Still, many Hamas activists in the West Bank find themselves summoned to interrogations by the Palestinian security forces. Another issue is whether elections for the presidency and parliament would be held toward the end of the year.
Meanwhile, despite Fatah and Hamas’ predictions that they will unveil a unity government next week, other Palestinian factions say such a leadership would not last long.
Hamas in Gaza and Fatah in the West Bank have been talking about presenting the government next week. The government would swear allegiance to Abbas toward the end of the month. Sources say the sides are close to agreeing on ministers, all of whom would be technocrats not part of either movement.
But in an interview with Jordanian newspaper Al Ghad, Nayef Hawatmeh, the secretary general of the Democratic Front for the Liberation of Palestine, said there was still a dispute over senior portfolios such as the interior and finance ministries, as well as matters concerning security powers.
Also, Hawatmeh reportedly is angry that the two sides were seen to be dividing the spoils without taking into account the other factions in the Palestine Liberation Organization.
According to Hawatmeh, both movements are trying to agree on a list of names from which Abbas would choose ministers, but the issues of deputies and powers were still open.
Hawatmeh says that even if the candidates are not activists of either movement, they are linked to Fatah or Hamas in terms of their views, so the new government would not be a national unity government.
A senior Fatah source told Haaretz that Abbas and the two movements were keen to avoid names that could prevent the international community, especially the Quartet – the United Nations, United States, European Union and Russia – from recognizing the government.
“We don’t want another siege and more sanctions, so we don’t intend to present a government with people who were active in the diplomatic or security leadership of the two movements and about whom there is no international consensus,” the Fatah source said.
The sources say the new government would be in charge of civilian affairs in the West Bank and Gaza, with a clear division of jobs.
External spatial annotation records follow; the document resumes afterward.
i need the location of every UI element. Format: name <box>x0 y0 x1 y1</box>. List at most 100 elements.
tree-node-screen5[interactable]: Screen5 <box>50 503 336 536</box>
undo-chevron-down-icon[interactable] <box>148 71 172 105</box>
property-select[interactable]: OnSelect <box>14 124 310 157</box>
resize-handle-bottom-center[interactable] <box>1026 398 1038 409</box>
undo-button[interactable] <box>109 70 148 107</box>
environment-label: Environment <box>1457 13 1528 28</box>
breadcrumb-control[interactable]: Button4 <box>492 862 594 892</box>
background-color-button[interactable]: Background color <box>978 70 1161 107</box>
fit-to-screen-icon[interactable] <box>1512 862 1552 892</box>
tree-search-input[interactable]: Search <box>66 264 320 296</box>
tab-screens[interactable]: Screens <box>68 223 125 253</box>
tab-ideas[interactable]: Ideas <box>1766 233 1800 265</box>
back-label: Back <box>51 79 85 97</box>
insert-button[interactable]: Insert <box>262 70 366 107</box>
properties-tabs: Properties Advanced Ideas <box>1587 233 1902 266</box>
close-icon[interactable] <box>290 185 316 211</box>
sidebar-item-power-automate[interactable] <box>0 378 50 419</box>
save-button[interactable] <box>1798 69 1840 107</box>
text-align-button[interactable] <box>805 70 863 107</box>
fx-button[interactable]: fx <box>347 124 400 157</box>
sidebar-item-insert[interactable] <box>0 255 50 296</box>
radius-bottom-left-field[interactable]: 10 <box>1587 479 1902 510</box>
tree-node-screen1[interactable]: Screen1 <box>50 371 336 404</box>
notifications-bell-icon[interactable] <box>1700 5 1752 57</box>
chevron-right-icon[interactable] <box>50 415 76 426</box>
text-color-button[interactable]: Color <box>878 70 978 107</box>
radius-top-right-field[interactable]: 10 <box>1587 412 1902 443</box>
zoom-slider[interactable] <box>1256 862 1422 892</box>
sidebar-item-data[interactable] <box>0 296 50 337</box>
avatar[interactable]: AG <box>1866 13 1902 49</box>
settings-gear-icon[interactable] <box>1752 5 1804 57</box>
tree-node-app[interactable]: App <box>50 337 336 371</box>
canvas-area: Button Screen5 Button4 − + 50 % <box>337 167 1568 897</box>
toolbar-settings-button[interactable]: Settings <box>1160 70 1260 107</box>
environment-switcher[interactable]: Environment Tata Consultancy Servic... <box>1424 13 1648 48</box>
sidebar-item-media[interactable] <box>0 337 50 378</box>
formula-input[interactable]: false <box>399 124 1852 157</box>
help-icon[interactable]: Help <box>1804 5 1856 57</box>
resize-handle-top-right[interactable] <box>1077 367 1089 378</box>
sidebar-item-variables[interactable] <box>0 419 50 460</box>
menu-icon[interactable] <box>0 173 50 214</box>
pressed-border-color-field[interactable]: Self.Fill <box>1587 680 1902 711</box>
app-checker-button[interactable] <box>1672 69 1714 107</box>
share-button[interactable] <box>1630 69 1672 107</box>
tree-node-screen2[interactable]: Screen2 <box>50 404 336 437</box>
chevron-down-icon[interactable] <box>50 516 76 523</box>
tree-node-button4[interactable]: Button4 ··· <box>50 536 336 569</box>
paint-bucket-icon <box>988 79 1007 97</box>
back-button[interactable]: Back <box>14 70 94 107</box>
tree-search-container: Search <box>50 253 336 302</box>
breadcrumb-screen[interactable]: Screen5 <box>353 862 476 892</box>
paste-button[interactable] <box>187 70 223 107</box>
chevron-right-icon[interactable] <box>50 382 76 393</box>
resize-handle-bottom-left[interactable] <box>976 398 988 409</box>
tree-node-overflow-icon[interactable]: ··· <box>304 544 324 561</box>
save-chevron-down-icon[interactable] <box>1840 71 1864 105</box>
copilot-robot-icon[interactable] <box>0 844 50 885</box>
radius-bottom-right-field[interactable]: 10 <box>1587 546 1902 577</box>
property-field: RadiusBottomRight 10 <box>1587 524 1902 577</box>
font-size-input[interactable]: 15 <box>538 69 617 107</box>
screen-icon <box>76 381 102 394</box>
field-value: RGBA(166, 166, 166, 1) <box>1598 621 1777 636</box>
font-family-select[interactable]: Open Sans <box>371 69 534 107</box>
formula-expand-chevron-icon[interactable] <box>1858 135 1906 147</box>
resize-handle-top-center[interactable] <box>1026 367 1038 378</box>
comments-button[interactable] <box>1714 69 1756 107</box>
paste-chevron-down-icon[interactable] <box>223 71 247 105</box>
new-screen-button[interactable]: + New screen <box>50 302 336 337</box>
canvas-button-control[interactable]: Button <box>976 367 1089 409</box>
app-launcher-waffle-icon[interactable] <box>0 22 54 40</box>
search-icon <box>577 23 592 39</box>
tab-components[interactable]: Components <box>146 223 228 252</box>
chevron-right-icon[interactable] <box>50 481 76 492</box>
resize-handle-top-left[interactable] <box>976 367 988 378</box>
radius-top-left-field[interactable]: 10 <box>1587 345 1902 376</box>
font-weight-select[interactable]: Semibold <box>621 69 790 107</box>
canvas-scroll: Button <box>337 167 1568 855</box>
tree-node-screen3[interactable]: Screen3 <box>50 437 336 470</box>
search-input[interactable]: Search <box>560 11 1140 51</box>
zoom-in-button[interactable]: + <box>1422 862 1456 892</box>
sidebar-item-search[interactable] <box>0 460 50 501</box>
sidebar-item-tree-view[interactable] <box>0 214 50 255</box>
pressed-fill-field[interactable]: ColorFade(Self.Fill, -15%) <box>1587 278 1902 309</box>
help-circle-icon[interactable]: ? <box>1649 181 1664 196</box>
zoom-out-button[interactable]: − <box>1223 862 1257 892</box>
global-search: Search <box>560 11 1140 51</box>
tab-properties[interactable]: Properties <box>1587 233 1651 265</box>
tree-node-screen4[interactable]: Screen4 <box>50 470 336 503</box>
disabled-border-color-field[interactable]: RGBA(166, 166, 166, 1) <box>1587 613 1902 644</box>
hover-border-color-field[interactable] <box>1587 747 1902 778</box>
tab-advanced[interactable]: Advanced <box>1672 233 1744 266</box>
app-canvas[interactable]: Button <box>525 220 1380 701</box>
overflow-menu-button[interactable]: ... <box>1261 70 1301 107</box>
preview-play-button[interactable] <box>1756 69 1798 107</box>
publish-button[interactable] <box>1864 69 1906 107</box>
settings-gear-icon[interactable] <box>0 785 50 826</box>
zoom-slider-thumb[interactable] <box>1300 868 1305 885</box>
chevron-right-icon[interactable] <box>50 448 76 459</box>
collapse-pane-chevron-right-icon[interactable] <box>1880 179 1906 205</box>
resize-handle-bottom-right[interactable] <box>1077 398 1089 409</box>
But when it comes to the security forces, the picture is different.
According to the PA, in a meeting in London last week, Abbas and U.S. Secretary of State John Kerry discussed the implications of the unity move, which Abbas said would not undermine any negotiations in the future.
According to Palestinian newspaper Al-Quds, Kerry asked Abbas not to take steps such as continuing to turn to UN institutions and other international organizations, but no new ideas were brought up.